The druggable effect on the catalytic domains in TNKS1/2 makes the inhibition of the enzymes a topic of interest in cancer treatment, leading to less active pro-oncogenic signaling pathways.

Inhibitors bind to the catalytic domain and can be classified into drugs that attach to the

nicotinamide binding pocket or those that bind to the catalytic domains adenosine binding pocket [58]. The nicotinamide binding pocket is similar for all types of PARPs, and an example of a developed inhibitor that binds there is XAV939. TNKS1/2 are the only proteins in the PARP family that contain adenosine binding pockets, whereas other developed inhibitors such as G007-LK and OM-153 can bind [59]. Hence, G007-G007-LK and OM-153 are more specific TNKS1/2 inhibitors compared to XAV939.

Multiple tankyrase inhibitors have been developed because they inhibit key cancer-promoting signaling pathways [60]. In addition to WNT and Hippo signaling pathway, TNKS1/2 can act on various other signaling pathways such as phosphatidylinositol-4,5-bisphosphate 3-kinase

(PI3K)/AKT serine/threonine kinase 1 (AKT) [48, 60, 61]. Although TNKS1/2 seems like promising target candidates in many of those pathways, there are currently no tankyrase inhibitors available for clinical practice.

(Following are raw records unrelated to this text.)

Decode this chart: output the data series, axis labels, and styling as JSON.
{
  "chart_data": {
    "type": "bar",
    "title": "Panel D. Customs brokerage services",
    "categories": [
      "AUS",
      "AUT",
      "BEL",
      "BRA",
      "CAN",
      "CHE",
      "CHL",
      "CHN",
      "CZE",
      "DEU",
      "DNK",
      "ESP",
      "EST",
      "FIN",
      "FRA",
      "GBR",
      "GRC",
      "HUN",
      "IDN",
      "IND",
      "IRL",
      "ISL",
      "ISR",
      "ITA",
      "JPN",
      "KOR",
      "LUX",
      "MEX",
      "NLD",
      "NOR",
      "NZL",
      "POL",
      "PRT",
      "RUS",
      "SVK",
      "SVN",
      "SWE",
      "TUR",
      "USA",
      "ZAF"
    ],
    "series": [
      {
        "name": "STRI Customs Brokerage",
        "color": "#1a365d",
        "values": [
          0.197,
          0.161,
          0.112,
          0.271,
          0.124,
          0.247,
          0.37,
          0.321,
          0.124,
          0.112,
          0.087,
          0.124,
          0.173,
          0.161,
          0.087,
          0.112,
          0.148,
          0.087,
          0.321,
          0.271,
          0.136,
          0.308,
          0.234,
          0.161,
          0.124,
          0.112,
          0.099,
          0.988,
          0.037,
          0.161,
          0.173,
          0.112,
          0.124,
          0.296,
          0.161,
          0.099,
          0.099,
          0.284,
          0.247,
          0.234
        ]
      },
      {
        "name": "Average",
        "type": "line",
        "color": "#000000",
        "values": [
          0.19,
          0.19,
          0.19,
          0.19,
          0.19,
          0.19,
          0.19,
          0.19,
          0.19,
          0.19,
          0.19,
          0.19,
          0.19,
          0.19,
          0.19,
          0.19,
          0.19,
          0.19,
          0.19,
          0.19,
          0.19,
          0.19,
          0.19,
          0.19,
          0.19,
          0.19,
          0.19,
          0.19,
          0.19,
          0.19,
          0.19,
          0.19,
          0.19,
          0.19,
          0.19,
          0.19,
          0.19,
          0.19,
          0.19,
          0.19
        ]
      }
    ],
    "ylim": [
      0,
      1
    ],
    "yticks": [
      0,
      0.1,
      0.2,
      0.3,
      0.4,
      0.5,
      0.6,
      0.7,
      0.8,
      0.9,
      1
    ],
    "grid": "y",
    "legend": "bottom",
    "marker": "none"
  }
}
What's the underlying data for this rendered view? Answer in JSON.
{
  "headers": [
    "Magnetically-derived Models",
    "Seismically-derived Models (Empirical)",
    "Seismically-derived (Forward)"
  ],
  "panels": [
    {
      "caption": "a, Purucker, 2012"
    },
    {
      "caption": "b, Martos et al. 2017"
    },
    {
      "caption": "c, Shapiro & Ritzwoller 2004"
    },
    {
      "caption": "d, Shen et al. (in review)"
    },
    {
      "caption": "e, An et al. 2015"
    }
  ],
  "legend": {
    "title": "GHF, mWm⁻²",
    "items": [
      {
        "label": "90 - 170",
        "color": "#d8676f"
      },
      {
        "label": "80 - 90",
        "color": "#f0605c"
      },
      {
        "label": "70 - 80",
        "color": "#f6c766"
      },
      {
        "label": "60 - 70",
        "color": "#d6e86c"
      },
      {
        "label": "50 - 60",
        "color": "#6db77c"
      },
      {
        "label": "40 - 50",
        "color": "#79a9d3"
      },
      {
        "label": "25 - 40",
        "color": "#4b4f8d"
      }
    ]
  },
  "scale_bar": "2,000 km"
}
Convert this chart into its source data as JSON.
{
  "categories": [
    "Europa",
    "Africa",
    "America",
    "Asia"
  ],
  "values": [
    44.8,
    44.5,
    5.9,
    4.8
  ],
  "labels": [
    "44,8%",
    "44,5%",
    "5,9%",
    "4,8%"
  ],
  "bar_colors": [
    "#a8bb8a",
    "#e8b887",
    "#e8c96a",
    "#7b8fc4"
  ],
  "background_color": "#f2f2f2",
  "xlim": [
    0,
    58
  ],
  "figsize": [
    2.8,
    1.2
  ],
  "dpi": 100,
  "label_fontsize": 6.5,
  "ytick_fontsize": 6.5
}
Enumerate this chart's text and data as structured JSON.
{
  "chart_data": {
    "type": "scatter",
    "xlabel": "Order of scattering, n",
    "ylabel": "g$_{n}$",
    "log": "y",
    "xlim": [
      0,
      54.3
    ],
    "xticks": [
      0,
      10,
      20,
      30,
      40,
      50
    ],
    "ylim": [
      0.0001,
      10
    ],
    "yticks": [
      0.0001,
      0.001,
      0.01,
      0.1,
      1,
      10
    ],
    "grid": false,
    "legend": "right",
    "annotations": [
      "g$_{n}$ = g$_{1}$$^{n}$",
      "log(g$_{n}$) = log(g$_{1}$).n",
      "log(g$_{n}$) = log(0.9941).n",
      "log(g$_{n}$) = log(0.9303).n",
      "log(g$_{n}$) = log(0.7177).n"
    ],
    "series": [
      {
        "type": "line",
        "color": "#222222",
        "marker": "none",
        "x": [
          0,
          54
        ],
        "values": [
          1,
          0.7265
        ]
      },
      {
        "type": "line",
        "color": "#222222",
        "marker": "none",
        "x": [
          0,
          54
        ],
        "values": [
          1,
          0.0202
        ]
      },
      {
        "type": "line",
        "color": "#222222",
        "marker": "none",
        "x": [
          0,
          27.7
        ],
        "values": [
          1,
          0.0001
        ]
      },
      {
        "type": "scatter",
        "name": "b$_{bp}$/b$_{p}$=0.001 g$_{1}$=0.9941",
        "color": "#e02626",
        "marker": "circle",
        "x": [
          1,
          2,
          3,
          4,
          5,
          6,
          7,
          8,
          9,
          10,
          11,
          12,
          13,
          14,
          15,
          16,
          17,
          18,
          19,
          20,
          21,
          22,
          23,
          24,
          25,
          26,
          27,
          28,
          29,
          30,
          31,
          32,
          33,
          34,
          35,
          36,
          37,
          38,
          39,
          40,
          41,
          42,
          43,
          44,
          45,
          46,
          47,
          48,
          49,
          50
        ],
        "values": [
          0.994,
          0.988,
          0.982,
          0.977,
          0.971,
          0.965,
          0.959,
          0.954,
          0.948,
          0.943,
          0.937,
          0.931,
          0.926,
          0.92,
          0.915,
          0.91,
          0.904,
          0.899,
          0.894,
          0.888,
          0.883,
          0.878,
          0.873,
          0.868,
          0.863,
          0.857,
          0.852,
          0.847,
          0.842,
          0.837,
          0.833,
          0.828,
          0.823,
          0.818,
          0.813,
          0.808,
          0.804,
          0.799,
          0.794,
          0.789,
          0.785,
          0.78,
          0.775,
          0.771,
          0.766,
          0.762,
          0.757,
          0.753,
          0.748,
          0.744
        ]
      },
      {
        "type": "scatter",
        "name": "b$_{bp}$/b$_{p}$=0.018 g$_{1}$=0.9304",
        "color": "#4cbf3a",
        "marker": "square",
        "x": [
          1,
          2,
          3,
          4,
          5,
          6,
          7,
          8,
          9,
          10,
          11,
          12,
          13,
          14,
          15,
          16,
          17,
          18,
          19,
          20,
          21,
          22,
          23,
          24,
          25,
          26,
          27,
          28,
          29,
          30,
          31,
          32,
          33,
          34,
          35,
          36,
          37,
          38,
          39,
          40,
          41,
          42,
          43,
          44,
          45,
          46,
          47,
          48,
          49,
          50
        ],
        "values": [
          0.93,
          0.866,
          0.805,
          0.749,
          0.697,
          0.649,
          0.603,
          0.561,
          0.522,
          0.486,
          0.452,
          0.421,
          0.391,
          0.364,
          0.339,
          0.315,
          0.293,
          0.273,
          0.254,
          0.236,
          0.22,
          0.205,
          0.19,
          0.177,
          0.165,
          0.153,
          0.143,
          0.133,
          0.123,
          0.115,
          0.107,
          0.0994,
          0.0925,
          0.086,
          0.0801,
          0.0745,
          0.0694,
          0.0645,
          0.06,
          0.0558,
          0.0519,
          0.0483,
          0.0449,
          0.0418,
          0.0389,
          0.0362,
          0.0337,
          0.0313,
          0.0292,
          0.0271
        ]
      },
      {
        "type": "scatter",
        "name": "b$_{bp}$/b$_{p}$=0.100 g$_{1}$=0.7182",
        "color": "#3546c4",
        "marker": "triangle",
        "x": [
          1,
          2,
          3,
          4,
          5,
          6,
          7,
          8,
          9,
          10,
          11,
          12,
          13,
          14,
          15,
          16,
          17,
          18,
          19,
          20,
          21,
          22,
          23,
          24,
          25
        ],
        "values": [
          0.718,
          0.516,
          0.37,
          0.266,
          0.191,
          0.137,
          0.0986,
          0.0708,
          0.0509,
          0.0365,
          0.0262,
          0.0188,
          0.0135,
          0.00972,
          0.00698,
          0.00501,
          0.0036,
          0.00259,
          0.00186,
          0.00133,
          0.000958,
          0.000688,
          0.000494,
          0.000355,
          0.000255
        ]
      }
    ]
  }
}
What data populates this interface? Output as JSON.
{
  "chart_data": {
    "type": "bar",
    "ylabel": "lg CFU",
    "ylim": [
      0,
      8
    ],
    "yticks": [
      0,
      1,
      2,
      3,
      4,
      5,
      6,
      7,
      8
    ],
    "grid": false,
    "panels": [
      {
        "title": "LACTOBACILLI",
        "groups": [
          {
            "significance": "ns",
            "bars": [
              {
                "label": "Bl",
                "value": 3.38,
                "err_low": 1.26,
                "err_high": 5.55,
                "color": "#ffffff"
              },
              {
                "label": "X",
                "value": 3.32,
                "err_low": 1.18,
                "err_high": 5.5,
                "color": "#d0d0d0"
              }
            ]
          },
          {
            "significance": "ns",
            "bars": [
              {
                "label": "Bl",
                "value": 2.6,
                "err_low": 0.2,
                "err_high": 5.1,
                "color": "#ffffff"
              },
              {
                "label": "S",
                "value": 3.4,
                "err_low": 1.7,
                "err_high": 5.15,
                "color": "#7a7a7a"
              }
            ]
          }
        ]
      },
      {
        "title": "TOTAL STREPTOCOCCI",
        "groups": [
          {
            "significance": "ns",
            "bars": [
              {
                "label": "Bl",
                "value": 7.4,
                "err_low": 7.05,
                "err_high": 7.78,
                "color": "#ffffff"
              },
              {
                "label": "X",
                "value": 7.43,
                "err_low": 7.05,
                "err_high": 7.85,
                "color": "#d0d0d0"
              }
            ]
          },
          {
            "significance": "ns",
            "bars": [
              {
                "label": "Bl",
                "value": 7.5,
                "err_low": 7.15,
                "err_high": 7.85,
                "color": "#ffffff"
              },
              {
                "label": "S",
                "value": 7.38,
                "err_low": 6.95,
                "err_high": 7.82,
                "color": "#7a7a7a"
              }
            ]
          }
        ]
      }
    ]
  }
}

Tankyrase inhibitor monotherapy has shown limited responsiveness in malignant melanoma. A synergic effect may be achieved by combining tankyrase inhibition with other therapies, such as chemotherapy, programmed cell death (PD-1), PI3K inhibitor BKM120, and epidermal growth factor receptor (EGFR) inhibitor erlotinib against the different types of cancer [25, 53, 62]. For example, combined inhibition of TNKS1/2 with G007-LK and the breakthrough of immune checkpoint inhibitors in anti-cancer therapy have been reported to sensitize melanoma tumors to anti-PD-1 immune checkpoint therapy [25].